O NMP (Núcleo de Monitoramento de Pessoas) de São Paulo comunicou o ministro Alexandre de Moraes, do STF (Supremo Tribunal Federal), sobre a violação da área domiciliar, que durou das 20h38 de segunda até as 03h07 de terça-feira (04).
O relatório enviado a Moraes informa que, ao detectar a infração, o NMP contatou o marido de Débora. Ele justificou que a esposa "passou mal" e estava sendo atendida no hospital municipal. A informação foi reforçada pela irmã da monitorada, que relatou fortes dores.
Infecção confirmada
De acordo com os familiares, exames realizados na unidade de saúde confirmaram o diagnóstico de infecção urinária. O sistema de monitoramento registrou a chegada ao hospital por volta das 20h50 e a saída às 2h22, seguida de uma parada de 20 minutos em uma farmácia antes do retorno à residência.

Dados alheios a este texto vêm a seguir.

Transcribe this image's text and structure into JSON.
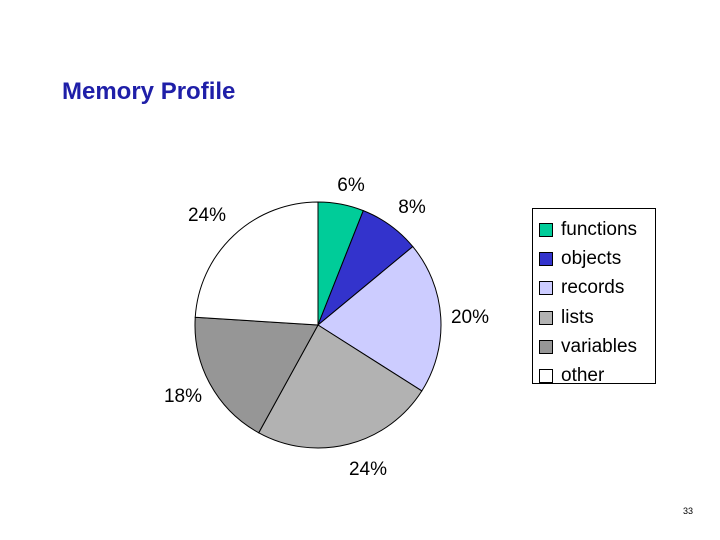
{
  "slide": {
    "title": "Memory Profile",
    "page_number": "33"
  },
  "chart_data": {
    "type": "pie",
    "title": "",
    "slices": [
      {
        "name": "functions",
        "value": 6,
        "label": "6%",
        "color": "#00cc99"
      },
      {
        "name": "objects",
        "value": 8,
        "label": "8%",
        "color": "#3333cc"
      },
      {
        "name": "records",
        "value": 20,
        "label": "20%",
        "color": "#ccccff"
      },
      {
        "name": "lists",
        "value": 24,
        "label": "24%",
        "color": "#b2b2b2"
      },
      {
        "name": "variables",
        "value": 18,
        "label": "18%",
        "color": "#969696"
      },
      {
        "name": "other",
        "value": 24,
        "label": "24%",
        "color": "#ffffff"
      }
    ],
    "legend_position": "right"
  }
}
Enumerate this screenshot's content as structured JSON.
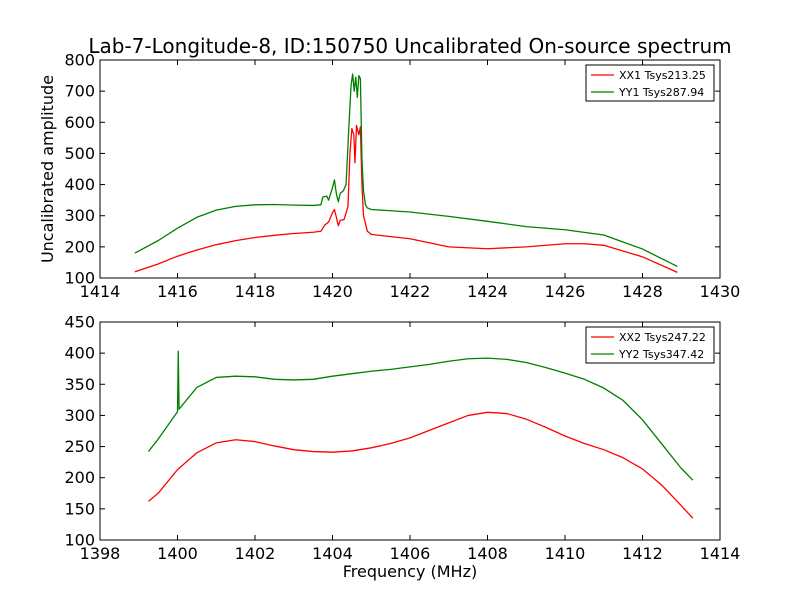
{
  "figure_title": "Lab-7-Longitude-8, ID:150750 Uncalibrated On-source spectrum",
  "chart_data": [
    {
      "type": "line",
      "title": "Lab-7-Longitude-8, ID:150750 Uncalibrated On-source spectrum",
      "xlabel": "",
      "ylabel": "Uncalibrated amplitude",
      "xlim": [
        1414,
        1430
      ],
      "ylim": [
        100,
        800
      ],
      "xticks": [
        1414,
        1416,
        1418,
        1420,
        1422,
        1424,
        1426,
        1428,
        1430
      ],
      "yticks": [
        100,
        200,
        300,
        400,
        500,
        600,
        700,
        800
      ],
      "legend": "top-right",
      "series": [
        {
          "name": "XX1 Tsys213.25",
          "color": "#ff0000",
          "points": [
            [
              1414.9,
              120
            ],
            [
              1415.5,
              145
            ],
            [
              1416,
              170
            ],
            [
              1416.5,
              190
            ],
            [
              1417,
              207
            ],
            [
              1417.5,
              220
            ],
            [
              1418,
              230
            ],
            [
              1418.5,
              237
            ],
            [
              1419,
              243
            ],
            [
              1419.5,
              247
            ],
            [
              1419.7,
              250
            ],
            [
              1419.8,
              270
            ],
            [
              1419.9,
              280
            ],
            [
              1420.0,
              310
            ],
            [
              1420.05,
              320
            ],
            [
              1420.1,
              295
            ],
            [
              1420.15,
              268
            ],
            [
              1420.2,
              285
            ],
            [
              1420.3,
              288
            ],
            [
              1420.4,
              330
            ],
            [
              1420.45,
              500
            ],
            [
              1420.5,
              580
            ],
            [
              1420.55,
              560
            ],
            [
              1420.58,
              470
            ],
            [
              1420.62,
              590
            ],
            [
              1420.68,
              560
            ],
            [
              1420.72,
              585
            ],
            [
              1420.76,
              400
            ],
            [
              1420.8,
              300
            ],
            [
              1420.9,
              250
            ],
            [
              1421,
              240
            ],
            [
              1422,
              226
            ],
            [
              1423,
              200
            ],
            [
              1424,
              194
            ],
            [
              1425,
              200
            ],
            [
              1426,
              210
            ],
            [
              1426.5,
              210
            ],
            [
              1427,
              205
            ],
            [
              1428,
              168
            ],
            [
              1428.9,
              118
            ]
          ]
        },
        {
          "name": "YY1 Tsys287.94",
          "color": "#008000",
          "points": [
            [
              1414.9,
              180
            ],
            [
              1415.5,
              220
            ],
            [
              1416,
              260
            ],
            [
              1416.5,
              295
            ],
            [
              1417,
              318
            ],
            [
              1417.5,
              330
            ],
            [
              1418,
              335
            ],
            [
              1418.5,
              336
            ],
            [
              1419,
              334
            ],
            [
              1419.5,
              333
            ],
            [
              1419.7,
              335
            ],
            [
              1419.75,
              360
            ],
            [
              1419.85,
              363
            ],
            [
              1419.9,
              350
            ],
            [
              1420.0,
              390
            ],
            [
              1420.05,
              415
            ],
            [
              1420.1,
              370
            ],
            [
              1420.15,
              345
            ],
            [
              1420.2,
              372
            ],
            [
              1420.28,
              380
            ],
            [
              1420.35,
              400
            ],
            [
              1420.42,
              580
            ],
            [
              1420.48,
              720
            ],
            [
              1420.52,
              755
            ],
            [
              1420.56,
              700
            ],
            [
              1420.6,
              745
            ],
            [
              1420.64,
              680
            ],
            [
              1420.68,
              750
            ],
            [
              1420.72,
              740
            ],
            [
              1420.76,
              480
            ],
            [
              1420.8,
              380
            ],
            [
              1420.85,
              335
            ],
            [
              1420.9,
              325
            ],
            [
              1421,
              320
            ],
            [
              1422,
              312
            ],
            [
              1423,
              298
            ],
            [
              1424,
              282
            ],
            [
              1425,
              265
            ],
            [
              1426,
              255
            ],
            [
              1427,
              238
            ],
            [
              1428,
              193
            ],
            [
              1428.9,
              137
            ]
          ]
        }
      ]
    },
    {
      "type": "line",
      "title": "",
      "xlabel": "Frequency (MHz)",
      "ylabel": "",
      "xlim": [
        1398,
        1414
      ],
      "ylim": [
        100,
        450
      ],
      "xticks": [
        1398,
        1400,
        1402,
        1404,
        1406,
        1408,
        1410,
        1412,
        1414
      ],
      "yticks": [
        100,
        150,
        200,
        250,
        300,
        350,
        400,
        450
      ],
      "legend": "top-right",
      "series": [
        {
          "name": "XX2 Tsys247.22",
          "color": "#ff0000",
          "points": [
            [
              1399.25,
              162
            ],
            [
              1399.5,
              175
            ],
            [
              1400,
              213
            ],
            [
              1400.5,
              240
            ],
            [
              1401,
              256
            ],
            [
              1401.5,
              261
            ],
            [
              1402,
              258
            ],
            [
              1402.5,
              251
            ],
            [
              1403,
              245
            ],
            [
              1403.5,
              242
            ],
            [
              1404,
              241
            ],
            [
              1404.5,
              243
            ],
            [
              1405,
              248
            ],
            [
              1405.5,
              255
            ],
            [
              1406,
              264
            ],
            [
              1406.5,
              276
            ],
            [
              1407,
              288
            ],
            [
              1407.5,
              300
            ],
            [
              1408,
              305
            ],
            [
              1408.5,
              303
            ],
            [
              1409,
              294
            ],
            [
              1409.5,
              281
            ],
            [
              1410,
              267
            ],
            [
              1410.5,
              255
            ],
            [
              1411,
              245
            ],
            [
              1411.5,
              232
            ],
            [
              1412,
              214
            ],
            [
              1412.5,
              188
            ],
            [
              1413,
              155
            ],
            [
              1413.3,
              135
            ]
          ]
        },
        {
          "name": "YY2 Tsys347.42",
          "color": "#008000",
          "points": [
            [
              1399.25,
              242
            ],
            [
              1399.5,
              262
            ],
            [
              1400,
              306
            ],
            [
              1400.02,
              403
            ],
            [
              1400.04,
              310
            ],
            [
              1400.5,
              345
            ],
            [
              1401,
              361
            ],
            [
              1401.5,
              363
            ],
            [
              1402,
              362
            ],
            [
              1402.5,
              358
            ],
            [
              1403,
              357
            ],
            [
              1403.5,
              358
            ],
            [
              1404,
              363
            ],
            [
              1404.5,
              367
            ],
            [
              1405,
              371
            ],
            [
              1405.5,
              374
            ],
            [
              1406,
              378
            ],
            [
              1406.5,
              382
            ],
            [
              1407,
              387
            ],
            [
              1407.5,
              391
            ],
            [
              1408,
              392
            ],
            [
              1408.5,
              390
            ],
            [
              1409,
              385
            ],
            [
              1409.5,
              377
            ],
            [
              1410,
              368
            ],
            [
              1410.5,
              358
            ],
            [
              1411,
              344
            ],
            [
              1411.5,
              324
            ],
            [
              1412,
              293
            ],
            [
              1412.5,
              254
            ],
            [
              1413,
              215
            ],
            [
              1413.3,
              196
            ]
          ]
        }
      ]
    }
  ]
}
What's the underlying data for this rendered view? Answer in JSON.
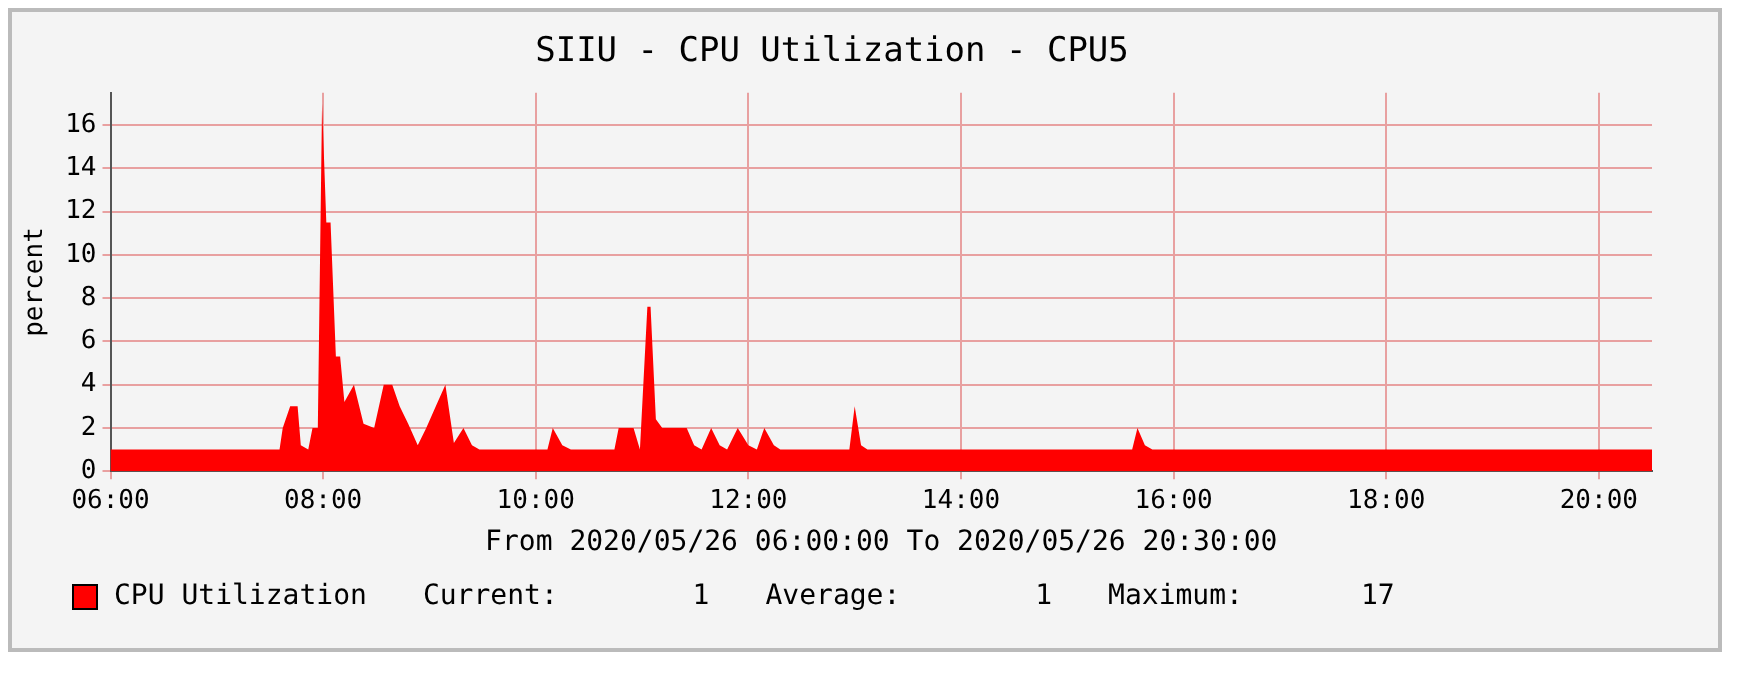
{
  "chart_data": {
    "type": "area",
    "title": "SIIU - CPU Utilization - CPU5",
    "ylabel": "percent",
    "xlabel": "From 2020/05/26 06:00:00 To 2020/05/26 20:30:00",
    "x": [
      6,
      7.59,
      7.62,
      7.69,
      7.76,
      7.79,
      7.86,
      7.9,
      7.95,
      7.99,
      8.03,
      8.07,
      8.12,
      8.16,
      8.2,
      8.29,
      8.38,
      8.48,
      8.57,
      8.65,
      8.72,
      8.8,
      8.89,
      8.97,
      9.06,
      9.15,
      9.23,
      9.32,
      9.4,
      9.47,
      10.11,
      10.16,
      10.25,
      10.33,
      10.74,
      10.78,
      10.92,
      10.98,
      11.05,
      11.08,
      11.13,
      11.19,
      11.42,
      11.49,
      11.56,
      11.65,
      11.73,
      11.8,
      11.9,
      12.0,
      12.08,
      12.15,
      12.24,
      12.3,
      12.95,
      13.0,
      13.06,
      13.12,
      15.61,
      15.66,
      15.73,
      15.8,
      20.5
    ],
    "series": [
      {
        "name": "CPU Utilization",
        "color": "#ff0000",
        "values": [
          1,
          1,
          2,
          3,
          3,
          1.2,
          1,
          2,
          2,
          17,
          11.5,
          11.5,
          5.3,
          5.3,
          3.2,
          4,
          2.2,
          2,
          4,
          4,
          3,
          2.2,
          1.2,
          2,
          3,
          4,
          1.3,
          2,
          1.2,
          1,
          1,
          2,
          1.2,
          1,
          1,
          2,
          2,
          1,
          7.6,
          7.6,
          2.4,
          2,
          2,
          1.2,
          1,
          2,
          1.2,
          1,
          2,
          1.2,
          1,
          2,
          1.2,
          1,
          1,
          3,
          1.2,
          1,
          1,
          2,
          1.2,
          1,
          1
        ]
      }
    ],
    "xlim": [
      6,
      20.5
    ],
    "xticks": [
      {
        "value": 6,
        "label": "06:00"
      },
      {
        "value": 8,
        "label": "08:00"
      },
      {
        "value": 10,
        "label": "10:00"
      },
      {
        "value": 12,
        "label": "12:00"
      },
      {
        "value": 14,
        "label": "14:00"
      },
      {
        "value": 16,
        "label": "16:00"
      },
      {
        "value": 18,
        "label": "18:00"
      },
      {
        "value": 20,
        "label": "20:00"
      }
    ],
    "ylim": [
      0,
      17.5
    ],
    "yticks": [
      0,
      2,
      4,
      6,
      8,
      10,
      12,
      14,
      16
    ],
    "grid": true,
    "legend": "bottom left",
    "annotations": [
      "Current:        1",
      "Average:        1",
      "Maximum:       17"
    ]
  }
}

Apesar da justificativa médica, a saída sem autorização configura, inicialmente, um descumprimento de medida cautelar.
Caberá ao ministro Alexandre de Moraes analisar o relatório e a justificativa. Se entender que o descumprimento não foi justificado pela emergência, Débora, que cumpre pena de 14 anos, poderá ter a prisão domiciliar revogada e ser encaminhada a um presídio.